Так одной осенней ночью, когда золото листвы мерцало в лучах фонарного света, когда в черном небе сияли мириады ярких звезд, когда прохладные волны залива накатывались на опустевший пляж, на свет появилась наша дочь. Мы не знали заранее, кто у нас будет, ведь по сути неважно, мальчик родится или девочка. Главное, чтоб ребёнок был здоровым. И наша малышка родилась здоровенькой, улыбчивой и шумной. Пока другие детки тихонько сопели и смотрели сны, наша крошка кричала на всё отделение. Причём это не было похоже на плач недовольного ребёнка, было в нём что-то озорное, будто она хотела заливисто рассмеяться от радости своего появления на свет, только пока не умела. Поэтому приходилось кричать, ставя на уши весь персонал больницы.

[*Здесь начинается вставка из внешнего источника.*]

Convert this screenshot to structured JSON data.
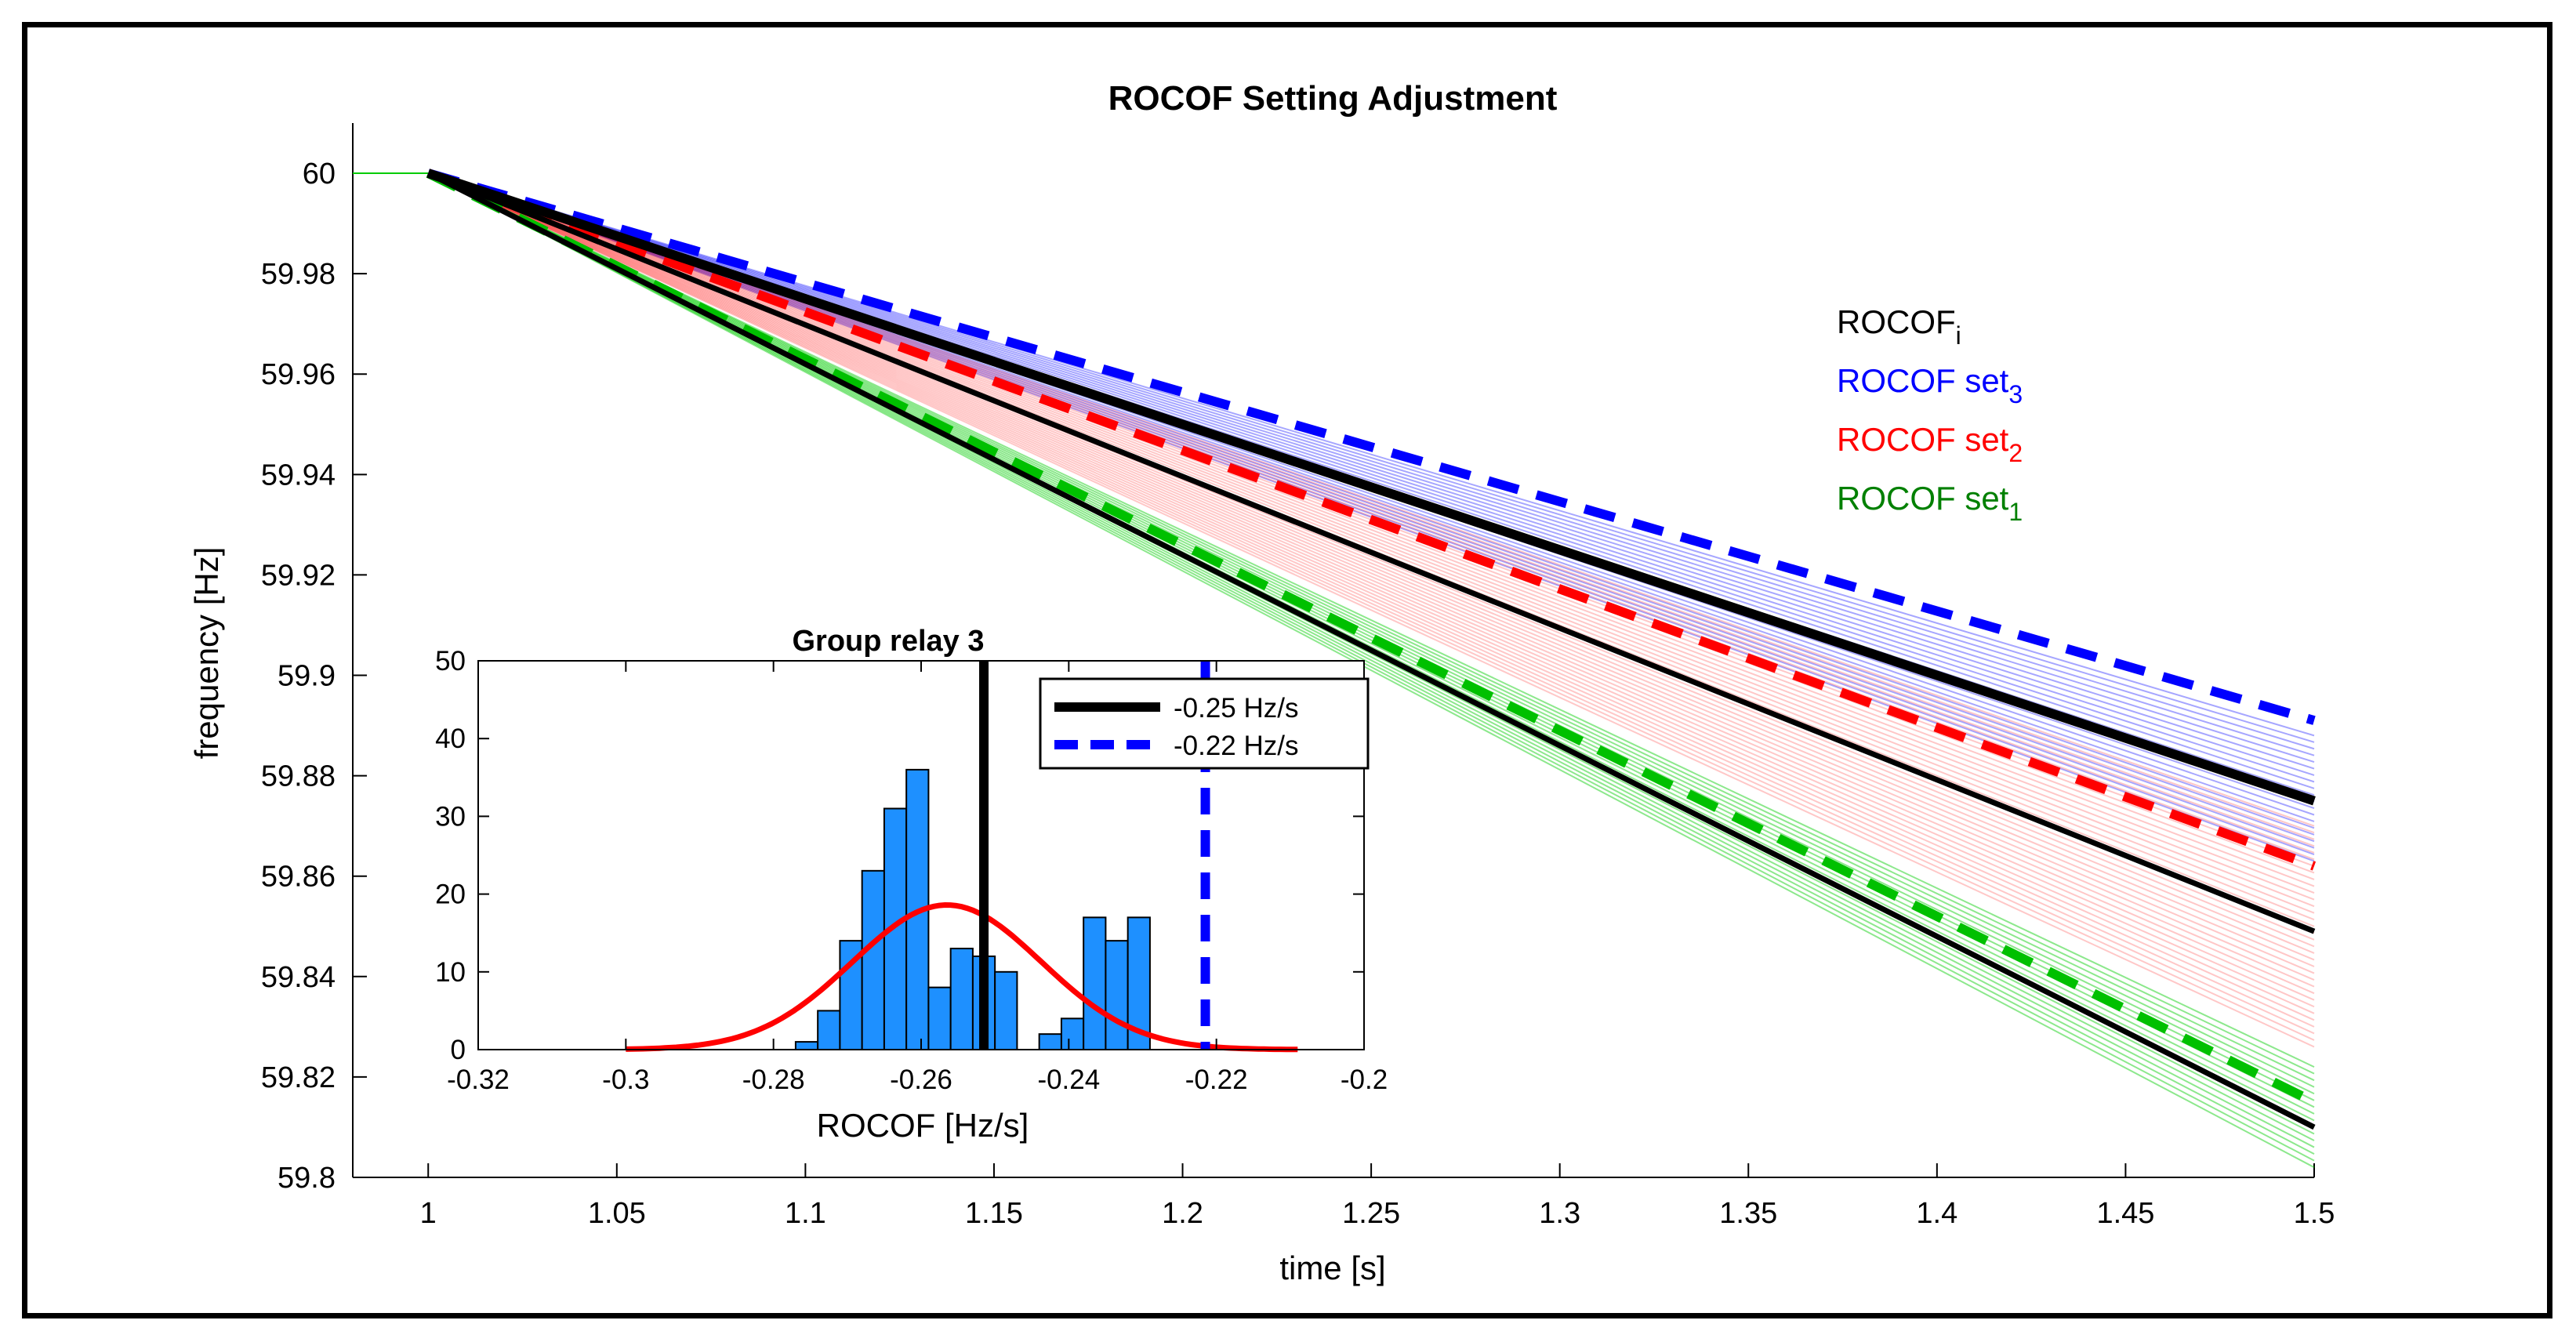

Имя мы выбрали единодушно. Лесточка выписала понравившиеся имена, и показала мне список. Я просмотрел все, и одно из них очень напоминало мне ту малышку, которую мне ненадолго дали подержать на руках.
- Ну, все имена хороши, но есть одно, которое точно её, - сказал я, наблюдая, как Лести расплывается в улыбке.
И мы в один голос произнесли - Ришель.
Не знаю точно, где Лесточка нашла это имя, наверное, оно было французским. Но нашей малютке оно очень подходило. Так что в свидетельстве о рождении красивым шрифтом было написано "Ришель Тольди". А у нас началась череда бессонных ночей, сопровождаемых озорным криком маленькой дочки.
Но, перелистывая ещё одну страницу нашей семейной истории, надо сказать, что вскоре нас ожидала весьма неприятная встреча.
На пороге дома номер 477 на бульваре Саннисайд появилась женщина, которую я так усердно вычёркивал из своих воспоминаний. Та, что с невероятной ловкостью опутала меня сетями лжи и коварства, играясь разрушила мои мечты и надежды, и, если бы я действительно любил её, если бы на моей стороне не было преданных друзей, то могла бы и оставить кровоточащим сердце.
Она разрушила мою старую жизнь.
Ей я обязан своей новой жизнью, любимой женой, детьми.
Когда я всматривался в знакомые черты, одна часть моей души жаждала битвы, криков, ругани и глухого стука захлопнувшейся двери.
А вторая хотела сказать спасибо Эрике за то, что она ушла тогда, освободив меня от себя.
Оставалось только понять, какой путь следует выбрать.